Таня постояла на галерее, глядя, как он спускается по лестнице, пересекает крохотный двор и напоследок оборачивается, делая ей знак вернуться в квартиру. Синяя дощатая дверь открылась и закрылась, Андрей исчез.
На сердце у девушки было так тяжело, что она с трудом сдерживала слезы. Она сама не знала, отчего ей так хочется плакать – ведь дело кончилось не самым худшим образом, Андрей был лишь легко ранен, убийца сбежал и вряд ли решится снова напасть в эту ночь... А наутро Таня собиралась последовать Пашиному совету и всеми правдами и неправдами выбраться с Эвии на материк. «А там – в Москву, Паша говорит, там меня не тронут. Но почему? Почему здесь я кому-то мешаю, а там – нет? И как я могу вообще кому-то мешать, настолько, чтобы в меня стреляли?

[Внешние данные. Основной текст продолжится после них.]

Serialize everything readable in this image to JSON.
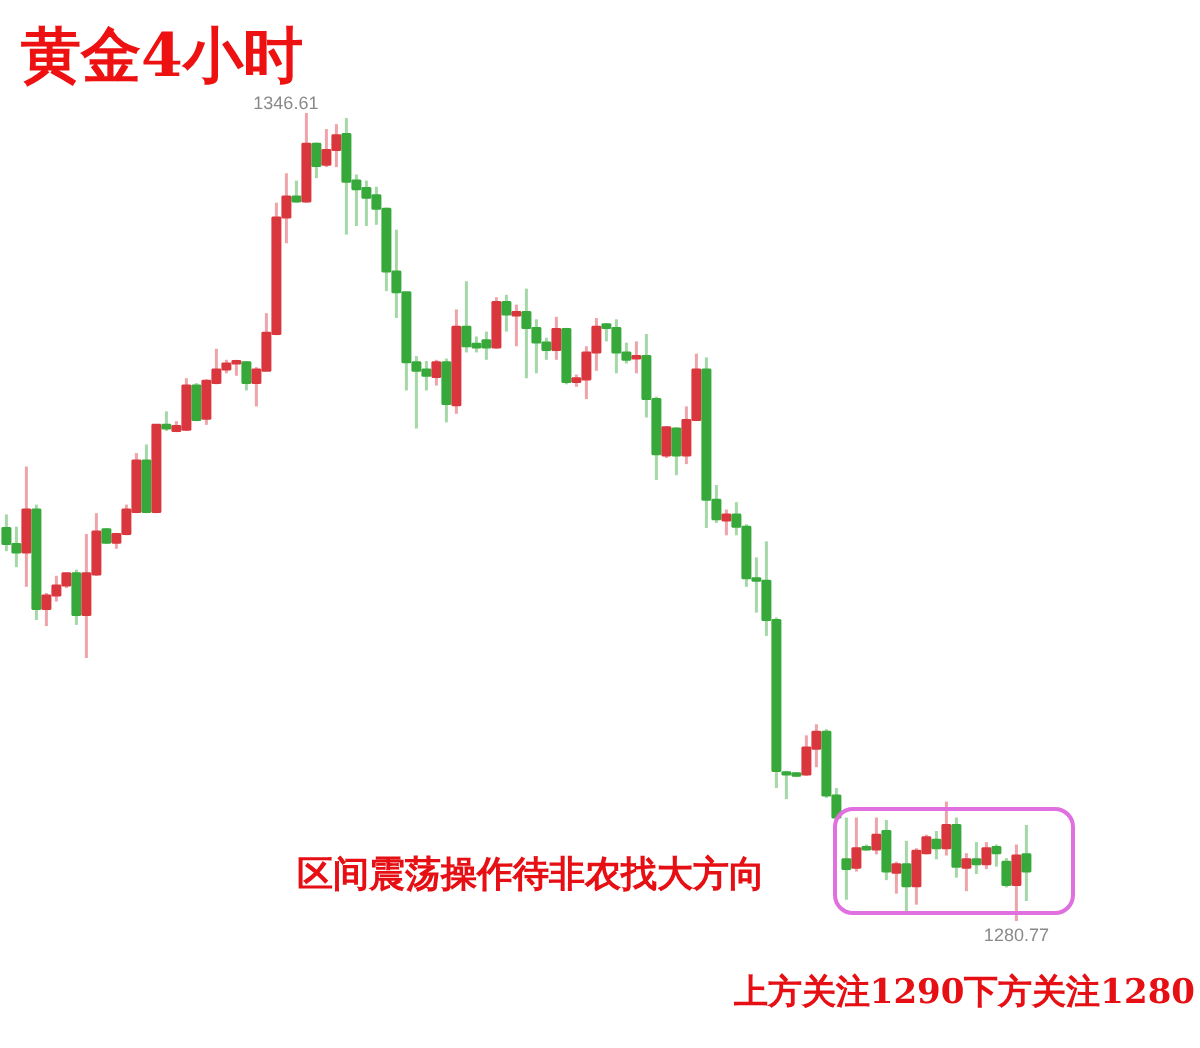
{
  "chart_data": {
    "type": "candlestick",
    "title": "黄金4小时",
    "annotations": [
      "1346.61",
      "区间震荡操作待非农找大方向",
      "1280.77",
      "上方关注1290下方关注1280"
    ],
    "categories": [
      null,
      null,
      null,
      null,
      null,
      null,
      null,
      null,
      null,
      null,
      null,
      null,
      null,
      null,
      null,
      null,
      null,
      null,
      null,
      null,
      null,
      null,
      null,
      null,
      null,
      null,
      null,
      null,
      null,
      null,
      null,
      null,
      null,
      null,
      null,
      null,
      null,
      null,
      null,
      null,
      null,
      null,
      null,
      null,
      null,
      null,
      null,
      null,
      null,
      null,
      null,
      null,
      null,
      null,
      null,
      null,
      null,
      null,
      null,
      null,
      null,
      null,
      null,
      null,
      null,
      null,
      null,
      null,
      null,
      null,
      null,
      null,
      null,
      null,
      null,
      null,
      null,
      null,
      null,
      null,
      null,
      null,
      null,
      null,
      null,
      null,
      null,
      null,
      null,
      null,
      null,
      null,
      null,
      null,
      null,
      null,
      null,
      null,
      null,
      null,
      null,
      null,
      null
    ],
    "ohlc": [
      [
        1312.8,
        1313.9,
        1310.9,
        1311.5
      ],
      [
        1311.5,
        1312.9,
        1309.6,
        1310.8
      ],
      [
        1310.8,
        1317.8,
        1308.0,
        1314.3
      ],
      [
        1314.3,
        1314.7,
        1305.3,
        1306.2
      ],
      [
        1306.2,
        1307.5,
        1304.8,
        1307.3
      ],
      [
        1307.3,
        1308.9,
        1306.8,
        1308.1
      ],
      [
        1308.1,
        1309.1,
        1307.9,
        1309.1
      ],
      [
        1309.1,
        1309.4,
        1304.9,
        1305.7
      ],
      [
        1305.7,
        1312.3,
        1302.2,
        1309.1
      ],
      [
        1309.0,
        1314.0,
        1308.9,
        1312.5
      ],
      [
        1312.7,
        1312.8,
        1311.5,
        1311.6
      ],
      [
        1311.6,
        1312.4,
        1311.1,
        1312.3
      ],
      [
        1312.3,
        1314.7,
        1312.2,
        1314.3
      ],
      [
        1314.1,
        1318.9,
        1314.0,
        1318.3
      ],
      [
        1318.3,
        1319.6,
        1314.0,
        1314.1
      ],
      [
        1314.1,
        1321.2,
        1314.0,
        1321.2
      ],
      [
        1321.2,
        1322.3,
        1320.7,
        1320.9
      ],
      [
        1320.7,
        1321.5,
        1320.6,
        1321.1
      ],
      [
        1320.8,
        1325.0,
        1320.7,
        1324.4
      ],
      [
        1324.4,
        1324.6,
        1321.5,
        1321.6
      ],
      [
        1321.7,
        1324.9,
        1321.2,
        1324.8
      ],
      [
        1324.6,
        1327.4,
        1324.5,
        1325.7
      ],
      [
        1325.7,
        1326.5,
        1325.4,
        1326.2
      ],
      [
        1326.2,
        1326.5,
        1325.2,
        1326.4
      ],
      [
        1326.3,
        1326.4,
        1324.0,
        1324.6
      ],
      [
        1324.6,
        1325.9,
        1322.7,
        1325.7
      ],
      [
        1325.6,
        1330.3,
        1325.6,
        1328.7
      ],
      [
        1328.6,
        1339.3,
        1328.5,
        1338.1
      ],
      [
        1338.1,
        1341.7,
        1336.0,
        1339.8
      ],
      [
        1339.8,
        1341.1,
        1339.3,
        1339.4
      ],
      [
        1339.4,
        1346.61,
        1339.3,
        1344.1
      ],
      [
        1344.1,
        1344.2,
        1341.3,
        1342.3
      ],
      [
        1342.4,
        1345.3,
        1342.2,
        1343.6
      ],
      [
        1343.6,
        1345.7,
        1342.2,
        1344.8
      ],
      [
        1344.9,
        1346.2,
        1336.7,
        1341.0
      ],
      [
        1341.1,
        1341.6,
        1337.4,
        1340.4
      ],
      [
        1340.5,
        1341.1,
        1337.4,
        1339.7
      ],
      [
        1339.9,
        1340.6,
        1337.5,
        1338.8
      ],
      [
        1338.8,
        1338.9,
        1332.1,
        1333.7
      ],
      [
        1333.7,
        1337.1,
        1329.9,
        1332.0
      ],
      [
        1332.0,
        1332.0,
        1324.0,
        1326.3
      ],
      [
        1326.3,
        1326.8,
        1320.9,
        1325.6
      ],
      [
        1325.7,
        1326.4,
        1324.0,
        1325.2
      ],
      [
        1325.1,
        1326.5,
        1324.4,
        1326.3
      ],
      [
        1326.3,
        1326.6,
        1321.4,
        1322.9
      ],
      [
        1322.8,
        1330.6,
        1322.1,
        1329.2
      ],
      [
        1329.2,
        1332.9,
        1327.1,
        1327.6
      ],
      [
        1327.8,
        1328.4,
        1327.1,
        1327.5
      ],
      [
        1328.1,
        1328.8,
        1326.5,
        1327.5
      ],
      [
        1327.5,
        1331.6,
        1327.4,
        1331.2
      ],
      [
        1331.2,
        1331.8,
        1328.8,
        1330.2
      ],
      [
        1330.1,
        1331.0,
        1327.6,
        1330.4
      ],
      [
        1330.4,
        1332.3,
        1325.0,
        1329.1
      ],
      [
        1329.1,
        1329.8,
        1325.4,
        1327.9
      ],
      [
        1327.9,
        1328.3,
        1326.5,
        1327.3
      ],
      [
        1327.3,
        1330.0,
        1326.5,
        1329.0
      ],
      [
        1329.0,
        1329.1,
        1324.5,
        1324.7
      ],
      [
        1324.7,
        1325.3,
        1324.3,
        1325.0
      ],
      [
        1324.9,
        1327.6,
        1323.3,
        1327.1
      ],
      [
        1327.1,
        1329.9,
        1325.6,
        1329.2
      ],
      [
        1329.4,
        1329.5,
        1328.0,
        1329.1
      ],
      [
        1329.1,
        1329.8,
        1325.4,
        1327.1
      ],
      [
        1327.1,
        1327.9,
        1326.2,
        1326.5
      ],
      [
        1326.6,
        1328.0,
        1325.4,
        1326.8
      ],
      [
        1326.8,
        1328.6,
        1321.8,
        1323.3
      ],
      [
        1323.3,
        1323.5,
        1316.7,
        1318.8
      ],
      [
        1318.7,
        1321.1,
        1318.5,
        1321.0
      ],
      [
        1320.9,
        1321.0,
        1317.1,
        1318.7
      ],
      [
        1318.7,
        1322.7,
        1318.0,
        1321.6
      ],
      [
        1321.6,
        1327.0,
        1321.5,
        1325.7
      ],
      [
        1325.7,
        1326.7,
        1312.8,
        1315.1
      ],
      [
        1315.1,
        1316.3,
        1313.2,
        1313.5
      ],
      [
        1313.4,
        1314.3,
        1312.2,
        1313.9
      ],
      [
        1313.9,
        1314.9,
        1312.2,
        1312.9
      ],
      [
        1312.9,
        1313.1,
        1308.0,
        1308.7
      ],
      [
        1308.7,
        1310.4,
        1305.9,
        1308.5
      ],
      [
        1308.5,
        1311.7,
        1304.0,
        1305.3
      ],
      [
        1305.3,
        1305.5,
        1291.6,
        1293.0
      ],
      [
        1292.9,
        1293.0,
        1290.7,
        1292.7
      ],
      [
        1292.8,
        1292.9,
        1292.5,
        1292.6
      ],
      [
        1292.7,
        1295.9,
        1292.6,
        1294.9
      ],
      [
        1294.8,
        1296.8,
        1293.3,
        1296.2
      ],
      [
        1296.2,
        1296.4,
        1290.8,
        1291.0
      ],
      [
        1291.0,
        1291.6,
        1289.0,
        1289.2
      ],
      [
        1285.8,
        1289.2,
        1282.5,
        1285.0
      ],
      [
        1285.1,
        1289.2,
        1284.8,
        1286.7
      ],
      [
        1286.8,
        1287.0,
        1286.5,
        1286.6
      ],
      [
        1286.6,
        1289.2,
        1286.2,
        1287.8
      ],
      [
        1288.1,
        1289.0,
        1284.1,
        1284.8
      ],
      [
        1284.7,
        1285.6,
        1283.0,
        1285.4
      ],
      [
        1285.4,
        1287.3,
        1281.3,
        1283.6
      ],
      [
        1283.6,
        1286.7,
        1282.1,
        1286.5
      ],
      [
        1286.3,
        1287.8,
        1286.2,
        1287.6
      ],
      [
        1287.4,
        1288.1,
        1285.8,
        1286.7
      ],
      [
        1286.7,
        1290.5,
        1286.1,
        1288.6
      ],
      [
        1288.6,
        1289.2,
        1284.3,
        1285.2
      ],
      [
        1285.1,
        1286.3,
        1283.2,
        1285.8
      ],
      [
        1285.8,
        1287.2,
        1284.6,
        1285.4
      ],
      [
        1285.4,
        1287.2,
        1285.0,
        1286.7
      ],
      [
        1286.8,
        1287.0,
        1285.2,
        1286.3
      ],
      [
        1285.6,
        1285.9,
        1283.5,
        1283.7
      ],
      [
        1283.7,
        1287.0,
        1280.77,
        1286.1
      ],
      [
        1286.2,
        1288.6,
        1282.4,
        1284.8
      ]
    ],
    "colors": [
      "#36a93a",
      "#36a93a",
      "#d9363e",
      "#36a93a",
      "#d9363e",
      "#d9363e",
      "#d9363e",
      "#36a93a",
      "#d9363e",
      "#d9363e",
      "#36a93a",
      "#d9363e",
      "#d9363e",
      "#d9363e",
      "#36a93a",
      "#d9363e",
      "#36a93a",
      "#d9363e",
      "#d9363e",
      "#36a93a",
      "#d9363e",
      "#d9363e",
      "#d9363e",
      "#d9363e",
      "#36a93a",
      "#d9363e",
      "#d9363e",
      "#d9363e",
      "#d9363e",
      "#36a93a",
      "#d9363e",
      "#36a93a",
      "#d9363e",
      "#d9363e",
      "#36a93a",
      "#36a93a",
      "#36a93a",
      "#36a93a",
      "#36a93a",
      "#36a93a",
      "#36a93a",
      "#36a93a",
      "#36a93a",
      "#d9363e",
      "#36a93a",
      "#d9363e",
      "#36a93a",
      "#36a93a",
      "#36a93a",
      "#d9363e",
      "#36a93a",
      "#d9363e",
      "#36a93a",
      "#36a93a",
      "#36a93a",
      "#d9363e",
      "#36a93a",
      "#d9363e",
      "#d9363e",
      "#d9363e",
      "#36a93a",
      "#36a93a",
      "#36a93a",
      "#d9363e",
      "#36a93a",
      "#36a93a",
      "#d9363e",
      "#36a93a",
      "#d9363e",
      "#d9363e",
      "#36a93a",
      "#36a93a",
      "#d9363e",
      "#36a93a",
      "#36a93a",
      "#36a93a",
      "#36a93a",
      "#36a93a",
      "#36a93a",
      "#36a93a",
      "#d9363e",
      "#d9363e",
      "#36a93a",
      "#36a93a",
      "#36a93a",
      "#d9363e",
      "#36a93a",
      "#d9363e",
      "#36a93a",
      "#d9363e",
      "#36a93a",
      "#d9363e",
      "#d9363e",
      "#36a93a",
      "#d9363e",
      "#36a93a",
      "#d9363e",
      "#36a93a",
      "#d9363e",
      "#36a93a",
      "#36a93a",
      "#d9363e",
      "#36a93a"
    ]
  }
}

Пашка, проклятый, во что ты ввязался?! Ведь это все из-за тебя, других вариантов нет!» Она вспомнила лицо своего бывшего возлюбленного – оплывшее, хмурое, его настороженный взгляд и новую манеру говорить – словно только для того, чтобы отделаться. За четыре года он изменился так, словно прожил долгую и не слишком легкую жизнь. «Надо было вцепиться в него и трясти, пока не расскажет, что с ним случилось! А так... Не знаю даже, говорить его матери о нем или смолчать? Скажу – еще больше убиваться будет. Еще бы – любимый сын, жив, здоров, вроде при деньгах – и четыре года ни слова...»
Ознакомительная версия.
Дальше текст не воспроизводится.